The council proposes building three academies in Nottingham and they seem to have done some homework about the type of schools required for 21st Century Nottingham. One will specialise in ‘Construction’, another in ‘Retail/Enterprise’ and the last in ‘Health’. Anyone who walks around the City will realise that construction is booming, the shops are full of people and as long as there are humans on Earth, there’ll be birth, death and disease. So Nottingham has a pressing need for builders, shop-workers/entrepreneurs and health workers. It seems reasonable to try and meet the need. Reasonable, that is, until they start trying to do it with eleven year old children. The myth of ‘choice’ bandied about by Blair and his local allies is exposed by these plans. By ‘choice’ they mean choice for some – for those who can afford to choose. If you live in Bulwell you’ll have the choice to be a builder, in St Anns to work in a shop and in Aspley to be a care assistant: some choice! It’s a return to the days of consigning young people to a life down the pit – there will be no other expectations. The people we’re talking about aren’t those whose parents ‘choose’ the religious schools, the county schools or the ‘High School’, but those without a choice – those limited by economic and social constraints. It limits the expectations of the education system on achievement from the children of working families and limits opportunities of these young people when they finish school. Rather than schools giving children the opportunity to grow and develop as thinking human beings, Nottingham City Council plans to pick on the children of working families for disciplining into a particular, narrow field of work. A maths lesson becomes an exercise on how to use a till, history lessons are now a study of brick-work throughout the ages and an art lesson is transformed into practising paint-effects for that hospital waiting room. Does this sound like an education?

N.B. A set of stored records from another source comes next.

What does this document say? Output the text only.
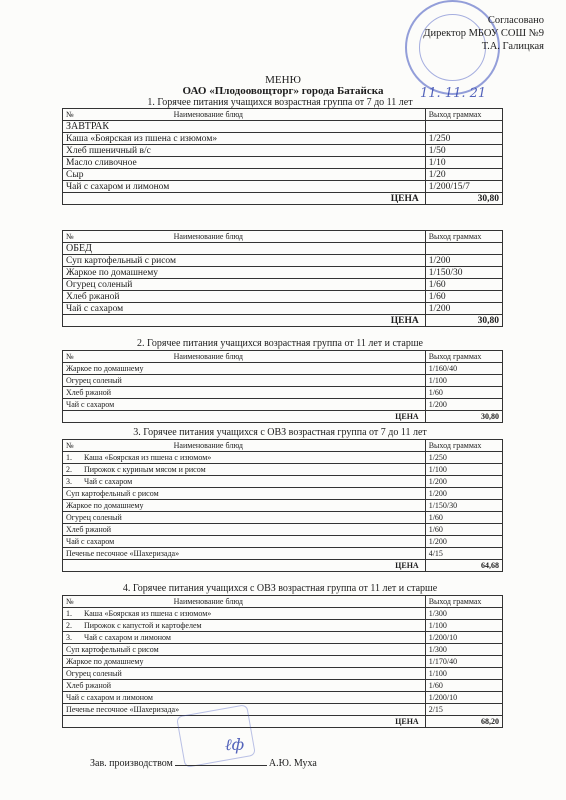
Согласовано
Директор МБОУ СОШ №9
Т.А. Галицкая
11. 11. 21
МЕНЮ
ОАО «Плодоовощторг» города Батайска
1. Горячее питания учащихся возрастная группа от 7 до 11 лет
№ Наименование блюд	Выход граммах
ЗАВТРАК	
Каша «Боярская из пшена с изюмом»	1/250
Хлеб пшеничный в/с	1/50
Масло сливочное	1/10
Сыр	1/20
Чай с сахаром и лимоном	1/200/15/7
ЦЕНА	30,80
№ Наименование блюд	Выход граммах
ОБЕД	
Суп картофельный с рисом	1/200
Жаркое по домашнему	1/150/30
Огурец соленый	1/60
Хлеб ржаной	1/60
Чай с сахаром	1/200
ЦЕНА	30,80
2. Горячее питания учащихся возрастная группа от 11 лет и старше
№ Наименование блюд	Выход граммах
Жаркое по домашнему	1/160/40
Огурец соленый	1/100
Хлеб ржаной	1/60
Чай с сахаром	1/200
ЦЕНА	30,80
3. Горячее питания учащихся с ОВЗ возрастная группа от 7 до 11 лет
№ Наименование блюд	Выход граммах
1. Каша «Боярская из пшена с изюмом»	1/250
2. Пирожок с куриным мясом и рисом	1/100
3. Чай с сахаром	1/200
Суп картофельный с рисом	1/200
Жаркое по домашнему	1/150/30
Огурец соленый	1/60
Хлеб ржаной	1/60
Чай с сахаром	1/200
Печенье песочное «Шахеризада»	4/15
ЦЕНА	64,68
4. Горячее питания учащихся с ОВЗ возрастная группа от 11 лет и старше
№ Наименование блюд	Выход граммах
1. Каша «Боярская из пшена с изюмом»	1/300
2. Пирожок с капустой и картофелем	1/100
3. Чай с сахаром и лимоном	1/200/10
Суп картофельный с рисом	1/300
Жаркое по домашнему	1/170/40
Огурец соленый	1/100
Хлеб ржаной	1/60
Чай с сахаром и лимоном	1/200/10
Печенье песочное «Шахеризада»	2/15
ЦЕНА	68,20
ℓф
Зав. производством	А.Ю. Муха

But what about the shortage of builders and health workers? Is it really wrong to equip young people with the skills they need to work? We need builders and health workers and young people need jobs – but they shouldn’t have the decision foisted upon them from an early age. Young people currently leaving education have a hard time finding training courses for their chosen field of expertise, have difficulty funding their way through an apprenticeship. Government should fund training at this point – when young people have made a positive choice of their own. These plans rip the heart out of the education system and will transform teachers even further into mere tools of the market.

‘Nonsense’ the council will cry – just look at our existing Academy. This school turns out students who go on to attend university and train in a whole range of areas. This is true but the school also churns out hundreds of kids every year with the equivalent of five GCSEs in Information Technology, flooding an already saturated IT skills market. The initial move towards training young people in this way was made during the ‘Dot Com’ boom of the mid-90s when there was a desperate need for these skills. Most schools adjusted by incorporating IT into the whole curriculum and by running a separate GCSE. Djanogly Academy appears to marginalize other subjects in favour of a narrow field of specialism – this is the reality of the ‘market’ responding to need. If all education is ‘regulated’ in the same way we’ll see privately run academies competing for a place on the league table, churning out students with five GCSEs in the same subject and will end up with huge numbers of highly (and expensively) trained young people who have no prospect of finding work they’re trained for – a crisis.

This is the potential future of education in Nottingham – it doesn’t have to be this way. There have been successful campaigns against academies up and down the country and there must be one in Nottingham.